Sunday, August 5

Off-Key Duet and a Quartet of Soups

Somehow the dishes are getting done. In fact I discover him in front of the sink often these days. It’s kind of hard for me to believe but I think my husband’s learning where some of the less frequently-used kitchen items are stored. No, he hasn’t learned to wipe the counters clean, but he does sweep the floor if I ask. And he shares his computer with me for my blog writing and photos with a minimum of grumbling.

Why isn’t this enough for me? Why do I also want him to be in good cheer about the whole thing and to offer a supportive attitude? It’s not enough that he supports me with his actions, I want his attitude to align with mine too. There has been some friction in the household the last few days. When things are good, I reflect back on the sour times and think I’ve been too intense and should ease up on him. When things aren’t so harmonious I realize it’s definitely him, not me. No, I’m not PMSing as he likes to suggest in these situations. In fact, I think HE is PMSing, and if I WERE PMSing, he would be taking his life into his hands by even suggesting this.

Like tonight. Soup Quartet. The soups have been cupped, garnished, photo taken (by me, I’d like to emphasize). He walks into kitchen. I say, “hey the soups are ready, let’s taste them.” What’s his response?
I’ll try them tomorrow.
You'll try them TOMORROW?!
Not: Hey, honey just LOOK at those soups. Wow. I can’t wait to taste them.
So that’s what I say to him, basically. I’m sure there’s some term for this technique in psychology, like leading the stupid, pea-brained horse to water or something.
Then he backs up. “Of course I want to taste them tonight.” The horse drinks water.

One thing I work at here at the homestead is composting. I save all our kitchen scraps for the worm bin and for the compost pile. This decreases our garbage volume, adds valuable microbes back to the soil, which saves on watering the plants, enriches the soil better than any store-bought fertilizer could ever do, saves $$ on buying water-table polluting fertilizers, doesn’t contribute to the ever-piling high sea of garbage at the dumps that we’re running out of space on…gee, what else? Suffice to say I’m going to the trouble to do a good thing (remembering, of course, that no good deed goes unpunished).

Do I get a pat on the back? No, he has the nerve to make snide comments about the fruit flies that gently buzz around my compost canister. It’s not like a swarm, and I clean it out every other day. What’s the big deal?

Today I harvested compost from my worm bin and walked through the house with a bag full to spread on the lawn.
Eew, what’s that? He whined. I imagine his face all screwed up, because that’s what I see when he takes that tone.
It’s worm castings, are you hungry?
I mean, Daniel is a guy-guy. Why would something like worm castings, fruit flies or decomposing vegetables gross him out?
I think he does this just to piss me off. It does.
And so the soups provided a perfect illustration of just how different we are.

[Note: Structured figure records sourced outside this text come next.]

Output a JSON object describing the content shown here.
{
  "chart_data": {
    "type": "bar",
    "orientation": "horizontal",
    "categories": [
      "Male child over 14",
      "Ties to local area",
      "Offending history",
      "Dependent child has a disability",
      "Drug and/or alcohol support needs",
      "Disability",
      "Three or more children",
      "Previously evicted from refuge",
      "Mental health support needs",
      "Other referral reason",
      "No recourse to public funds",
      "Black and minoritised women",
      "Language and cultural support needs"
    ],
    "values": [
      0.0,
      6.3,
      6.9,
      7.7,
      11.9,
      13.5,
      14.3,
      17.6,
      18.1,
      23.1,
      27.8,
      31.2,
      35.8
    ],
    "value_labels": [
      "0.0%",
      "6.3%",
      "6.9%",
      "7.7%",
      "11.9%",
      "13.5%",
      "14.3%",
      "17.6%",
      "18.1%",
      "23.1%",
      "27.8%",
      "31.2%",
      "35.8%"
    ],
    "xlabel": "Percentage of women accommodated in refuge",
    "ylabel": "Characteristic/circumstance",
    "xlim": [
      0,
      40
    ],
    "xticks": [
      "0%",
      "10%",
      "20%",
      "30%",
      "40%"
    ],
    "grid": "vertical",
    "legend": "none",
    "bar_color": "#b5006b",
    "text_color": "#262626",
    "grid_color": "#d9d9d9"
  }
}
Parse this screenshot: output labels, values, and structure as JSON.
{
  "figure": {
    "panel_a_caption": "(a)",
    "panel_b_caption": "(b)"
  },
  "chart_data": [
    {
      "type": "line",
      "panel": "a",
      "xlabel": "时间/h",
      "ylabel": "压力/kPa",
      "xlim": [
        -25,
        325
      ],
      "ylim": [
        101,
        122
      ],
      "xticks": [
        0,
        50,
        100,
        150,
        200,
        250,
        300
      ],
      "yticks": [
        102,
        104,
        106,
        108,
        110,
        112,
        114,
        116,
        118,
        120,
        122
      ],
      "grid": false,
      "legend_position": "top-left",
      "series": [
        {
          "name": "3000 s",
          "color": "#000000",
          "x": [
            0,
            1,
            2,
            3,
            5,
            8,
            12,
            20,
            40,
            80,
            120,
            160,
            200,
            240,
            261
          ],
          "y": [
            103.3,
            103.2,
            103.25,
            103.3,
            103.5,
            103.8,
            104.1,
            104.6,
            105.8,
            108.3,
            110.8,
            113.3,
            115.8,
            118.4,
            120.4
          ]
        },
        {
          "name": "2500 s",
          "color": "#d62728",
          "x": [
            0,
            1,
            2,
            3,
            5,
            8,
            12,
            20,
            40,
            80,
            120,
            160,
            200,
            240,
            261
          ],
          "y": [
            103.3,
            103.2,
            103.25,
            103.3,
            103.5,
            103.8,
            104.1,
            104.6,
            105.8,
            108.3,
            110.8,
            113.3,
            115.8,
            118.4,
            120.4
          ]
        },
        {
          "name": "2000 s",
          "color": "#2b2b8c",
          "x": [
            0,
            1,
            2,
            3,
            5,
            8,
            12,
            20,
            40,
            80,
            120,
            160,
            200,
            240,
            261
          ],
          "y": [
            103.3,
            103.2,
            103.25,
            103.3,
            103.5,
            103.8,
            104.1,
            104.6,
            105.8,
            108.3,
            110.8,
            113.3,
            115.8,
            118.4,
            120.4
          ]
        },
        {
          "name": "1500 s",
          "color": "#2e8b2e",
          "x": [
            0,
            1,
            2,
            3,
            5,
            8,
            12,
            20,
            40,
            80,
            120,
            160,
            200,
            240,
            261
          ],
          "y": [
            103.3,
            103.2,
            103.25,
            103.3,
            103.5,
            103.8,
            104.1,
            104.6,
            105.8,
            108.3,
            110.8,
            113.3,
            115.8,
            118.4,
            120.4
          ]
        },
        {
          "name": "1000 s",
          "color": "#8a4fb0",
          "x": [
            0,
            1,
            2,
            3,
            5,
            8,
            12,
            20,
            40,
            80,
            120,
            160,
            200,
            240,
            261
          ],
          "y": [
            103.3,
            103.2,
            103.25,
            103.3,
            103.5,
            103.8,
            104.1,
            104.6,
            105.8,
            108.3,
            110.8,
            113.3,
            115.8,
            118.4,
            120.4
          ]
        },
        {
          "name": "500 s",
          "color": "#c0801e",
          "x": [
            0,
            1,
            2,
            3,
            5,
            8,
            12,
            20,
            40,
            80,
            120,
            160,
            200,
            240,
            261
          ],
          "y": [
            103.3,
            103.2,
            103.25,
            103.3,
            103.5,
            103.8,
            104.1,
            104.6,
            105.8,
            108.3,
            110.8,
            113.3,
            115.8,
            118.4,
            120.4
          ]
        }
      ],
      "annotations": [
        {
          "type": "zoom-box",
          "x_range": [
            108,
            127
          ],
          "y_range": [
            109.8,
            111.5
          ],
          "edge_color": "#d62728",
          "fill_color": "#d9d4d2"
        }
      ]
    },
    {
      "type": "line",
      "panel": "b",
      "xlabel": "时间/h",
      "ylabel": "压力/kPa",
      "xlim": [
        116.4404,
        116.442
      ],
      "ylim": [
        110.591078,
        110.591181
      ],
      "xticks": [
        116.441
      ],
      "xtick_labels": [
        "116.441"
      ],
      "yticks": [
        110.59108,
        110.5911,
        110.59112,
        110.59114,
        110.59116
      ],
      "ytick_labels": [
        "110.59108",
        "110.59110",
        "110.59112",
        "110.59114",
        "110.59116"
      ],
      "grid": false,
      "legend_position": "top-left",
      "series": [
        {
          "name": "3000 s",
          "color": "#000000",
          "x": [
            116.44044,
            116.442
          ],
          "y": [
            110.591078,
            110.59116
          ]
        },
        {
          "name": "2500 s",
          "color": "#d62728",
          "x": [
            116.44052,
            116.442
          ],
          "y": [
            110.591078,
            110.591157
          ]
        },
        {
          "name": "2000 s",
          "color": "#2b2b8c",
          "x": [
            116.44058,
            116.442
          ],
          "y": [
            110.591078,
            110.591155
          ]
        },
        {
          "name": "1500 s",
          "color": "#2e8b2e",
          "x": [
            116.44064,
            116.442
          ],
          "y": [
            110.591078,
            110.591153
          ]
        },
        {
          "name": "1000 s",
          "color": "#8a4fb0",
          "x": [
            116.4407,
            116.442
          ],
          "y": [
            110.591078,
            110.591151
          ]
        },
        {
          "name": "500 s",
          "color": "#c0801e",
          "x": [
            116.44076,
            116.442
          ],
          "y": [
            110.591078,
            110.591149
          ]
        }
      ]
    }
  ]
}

As I said, tonight I made A Quartet of Soups: Asparagus, Carrot, Corn and Celery Root (see comment for recipe). But first, a word about the soups. All very simple to make, except the frickin garnish on the Celery Root Soup took a couple of days. They wanted to marinate the eggplant quarters that are dropped in the soup, as well as the slivered celery root on top. I don’t know whether I like celery root or not, but I found the soup complex and tastey. The Carrot Soup with young thai coconut, well, I always like carrot soup or juice, so that’s a no brainer. I also like Corn Soup, but somehow this one did not work for me. Too simple, I think. It simply consisted of pureed corn and water seasoned with salt to taste, then strained and a few kernels thrown back in. I suggest making it with nut milk and not straining it, that would help. just didn’t do it for me. I found the raw flavor of blended asparagus a little wild and slightly bitter. It had celery, onion and a host of other ingredients…something just seemed off, maybe my taste buds. Like my taste for husbands.

Below is a ranked list of our favorites:
Me#1: Celery Root Soup; Daniel#1. Asparagus
Me#2. Carrot Soup ; Daniel#2. Corn Soup
Me#3. Corn Soup ; Daniel #3. Carrot Soup
Me#4. Asparagus ; Daniel#4. Celery Root

Now I don’t know if you are getting the full irony here, but we are EXACT opposites! Celery Root my favorite – his least favorite. Asparagus my least favorite—his favorite. God help us.

I guess it is interesting being married to a guy who astonishes me with such confounding differences.

What I fell in love with, and still am in love with, are the wild seemingly grab-bag thoughts that blurt out of his mouth, the man who can write music and sing it to me right on the spot, the man who cares for our dogs like they are our children, and the man who wanted to build a life with me. He has made a home for me and even when I find him infuriating or irritating, I am not alone. He is there loving me, but in his way, not always mine, but loving me nonetheless. Like by doing the dishes.